As and when the matter was settled with the applicant, the application was moved to Hon’ble NCLT. It was noted that the insolvency procedure under the Code was in proceeding in rem and there was no provision as well as power present with the Hon’ble NCLT to withdraw the applicant on account of settlement between creditors and corporate debtor. The matter reached to Hon’ble Supreme Court through the appellate procedure, where the apex court allowed a settlement between the corporate debtor and the creditors using its inherent powers under Article 1421 of the Constitution of India. In this matter, the Apex court set aside the order of the Hon’ble NCLT & NCLAT and held that the tribunal cannot exercise its inherent powers under Rule 11 of the National Company Law Appellate Tribunal Rules, 2016 & the National Company Law Tribunal Rules, 20162 to provide for the withdrawal of the applicant under IBC on account settlement.

This led to a flood of applications being filed with Hon’ble Supreme Court where the apex court has to continuously exercise its power under Article 142 of the constitution to allow the withdrawal of applications under IBC. The matter related to ‘Withdrawal of CIRP Proceedings Pursuant to Settlement’3 was taken into consideration by Insolvency Law Committee (Hereinafter referred to as ILC) in its Report, published in March 2018. The ILC Report, 2018 observed that The Insolvency Law Committee unanimously agreed that the rules may be amended to provide for withdrawal post-admission if the CoC approves of such action by a voting share of 90%.

ILC, while discussing the same matter, noted that the design of the Code is based on ensuring that “all key stakeholders will participate to collectively assess viability. The law must ensure that all creditors who have the capability and the willingness to restructure their liabilities must be part of the negotiation process. The liabilities of all creditors who are not part of the negotiation process must also be met in any negotiated solution.”

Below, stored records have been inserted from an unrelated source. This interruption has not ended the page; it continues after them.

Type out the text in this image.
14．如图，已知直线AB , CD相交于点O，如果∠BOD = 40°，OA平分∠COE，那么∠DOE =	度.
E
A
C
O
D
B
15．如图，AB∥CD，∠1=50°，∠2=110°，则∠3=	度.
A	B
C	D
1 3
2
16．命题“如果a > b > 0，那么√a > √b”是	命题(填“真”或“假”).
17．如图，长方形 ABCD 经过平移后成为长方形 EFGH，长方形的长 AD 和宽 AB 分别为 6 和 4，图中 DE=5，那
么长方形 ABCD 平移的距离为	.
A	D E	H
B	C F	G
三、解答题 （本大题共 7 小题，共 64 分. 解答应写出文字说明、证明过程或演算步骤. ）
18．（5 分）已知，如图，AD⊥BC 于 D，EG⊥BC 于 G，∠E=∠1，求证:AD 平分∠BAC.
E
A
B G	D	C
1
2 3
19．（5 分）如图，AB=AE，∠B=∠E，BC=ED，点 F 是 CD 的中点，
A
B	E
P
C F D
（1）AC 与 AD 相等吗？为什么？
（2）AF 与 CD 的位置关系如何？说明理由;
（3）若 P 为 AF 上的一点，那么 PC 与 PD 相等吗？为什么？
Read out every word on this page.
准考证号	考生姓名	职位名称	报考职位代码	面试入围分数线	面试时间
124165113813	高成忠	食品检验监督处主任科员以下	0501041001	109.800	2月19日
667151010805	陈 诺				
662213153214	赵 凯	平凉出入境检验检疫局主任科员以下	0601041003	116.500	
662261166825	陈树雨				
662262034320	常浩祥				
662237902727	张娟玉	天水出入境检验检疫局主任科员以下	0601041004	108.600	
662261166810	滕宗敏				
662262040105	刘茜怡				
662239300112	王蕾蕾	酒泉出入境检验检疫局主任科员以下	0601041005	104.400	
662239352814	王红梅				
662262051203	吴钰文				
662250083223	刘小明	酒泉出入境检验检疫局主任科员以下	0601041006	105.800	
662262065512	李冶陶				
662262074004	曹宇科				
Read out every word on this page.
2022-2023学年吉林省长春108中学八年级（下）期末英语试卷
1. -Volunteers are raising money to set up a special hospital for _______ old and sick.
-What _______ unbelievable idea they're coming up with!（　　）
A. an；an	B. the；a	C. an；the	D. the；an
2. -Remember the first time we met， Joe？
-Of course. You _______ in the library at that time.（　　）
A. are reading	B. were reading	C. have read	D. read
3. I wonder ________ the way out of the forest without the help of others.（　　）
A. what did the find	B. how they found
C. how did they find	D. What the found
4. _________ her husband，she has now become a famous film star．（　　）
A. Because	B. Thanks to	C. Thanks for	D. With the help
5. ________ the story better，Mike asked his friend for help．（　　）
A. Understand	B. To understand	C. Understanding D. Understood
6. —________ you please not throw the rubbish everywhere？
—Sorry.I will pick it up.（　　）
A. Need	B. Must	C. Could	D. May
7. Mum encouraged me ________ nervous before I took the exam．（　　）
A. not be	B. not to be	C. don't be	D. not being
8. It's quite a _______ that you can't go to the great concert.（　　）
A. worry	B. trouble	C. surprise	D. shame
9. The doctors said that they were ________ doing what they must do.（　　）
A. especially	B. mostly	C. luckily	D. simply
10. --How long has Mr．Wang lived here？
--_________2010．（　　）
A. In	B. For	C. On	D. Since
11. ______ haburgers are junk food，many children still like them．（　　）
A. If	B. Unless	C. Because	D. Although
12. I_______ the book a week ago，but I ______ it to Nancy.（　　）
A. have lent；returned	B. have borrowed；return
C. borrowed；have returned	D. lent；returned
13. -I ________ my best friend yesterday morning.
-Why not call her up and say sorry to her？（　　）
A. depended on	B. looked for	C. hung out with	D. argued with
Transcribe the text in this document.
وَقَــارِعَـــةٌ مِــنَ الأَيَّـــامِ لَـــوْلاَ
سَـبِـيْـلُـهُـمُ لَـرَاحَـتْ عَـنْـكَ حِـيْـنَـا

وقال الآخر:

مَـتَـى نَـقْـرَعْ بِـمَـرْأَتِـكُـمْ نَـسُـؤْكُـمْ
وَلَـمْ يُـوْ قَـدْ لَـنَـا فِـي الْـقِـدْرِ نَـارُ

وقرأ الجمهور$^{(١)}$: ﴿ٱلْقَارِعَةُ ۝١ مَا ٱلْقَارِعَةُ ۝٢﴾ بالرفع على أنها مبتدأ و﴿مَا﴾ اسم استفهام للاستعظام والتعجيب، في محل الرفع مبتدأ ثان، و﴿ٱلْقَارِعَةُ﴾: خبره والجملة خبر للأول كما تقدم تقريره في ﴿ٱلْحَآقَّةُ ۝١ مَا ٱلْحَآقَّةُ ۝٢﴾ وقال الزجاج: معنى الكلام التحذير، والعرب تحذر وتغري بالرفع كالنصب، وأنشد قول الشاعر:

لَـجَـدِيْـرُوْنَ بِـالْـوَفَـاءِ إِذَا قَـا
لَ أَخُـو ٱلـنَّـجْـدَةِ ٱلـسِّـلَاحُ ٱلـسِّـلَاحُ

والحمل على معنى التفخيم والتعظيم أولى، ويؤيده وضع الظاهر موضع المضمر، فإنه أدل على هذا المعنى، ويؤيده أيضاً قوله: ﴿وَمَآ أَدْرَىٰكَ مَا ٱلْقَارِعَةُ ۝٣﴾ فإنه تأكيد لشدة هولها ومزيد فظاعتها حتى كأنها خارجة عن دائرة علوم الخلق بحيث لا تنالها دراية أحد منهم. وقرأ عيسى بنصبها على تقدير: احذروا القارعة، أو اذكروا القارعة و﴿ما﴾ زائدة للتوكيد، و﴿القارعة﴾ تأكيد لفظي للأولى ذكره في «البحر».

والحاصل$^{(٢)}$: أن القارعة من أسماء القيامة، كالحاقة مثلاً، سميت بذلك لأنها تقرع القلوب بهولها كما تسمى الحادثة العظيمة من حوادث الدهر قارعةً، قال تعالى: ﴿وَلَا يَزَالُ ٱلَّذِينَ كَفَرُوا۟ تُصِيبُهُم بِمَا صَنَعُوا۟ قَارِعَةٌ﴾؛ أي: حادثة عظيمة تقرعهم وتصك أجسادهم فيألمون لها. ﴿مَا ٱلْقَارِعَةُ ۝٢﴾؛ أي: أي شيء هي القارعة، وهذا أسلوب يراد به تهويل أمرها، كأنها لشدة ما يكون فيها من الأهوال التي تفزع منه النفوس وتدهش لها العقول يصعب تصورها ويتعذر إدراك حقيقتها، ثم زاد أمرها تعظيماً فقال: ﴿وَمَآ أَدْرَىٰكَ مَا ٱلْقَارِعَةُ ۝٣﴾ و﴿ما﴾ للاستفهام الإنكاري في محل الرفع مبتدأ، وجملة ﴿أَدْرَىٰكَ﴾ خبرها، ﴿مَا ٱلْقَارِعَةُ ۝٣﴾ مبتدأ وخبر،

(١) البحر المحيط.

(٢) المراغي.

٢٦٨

On the recommendation of the ILC Report, 2018 Section 12A was inserted w.e.f 6-6-2018 in the code which read as follows:

“The Adjudicating Authority may allow the withdrawal of an application admitted under section 7 or section 9 or section 10, on an application made by the applicant with the approval of ninety percent. voting share of the committee of creditors, in such manner, as may be specified.”

Section 12A was to be read with Regulation 30A4 of the Insolvency and Bankruptcy Board of India (Insolvency Resolution Process for Corporate Persons) Regulations, 2016 which provided that an application for withdrawal under section 12A shall be submitted to the interim resolution professional or the resolution professional before issuing of invitation for expression of interest under regulation 36A.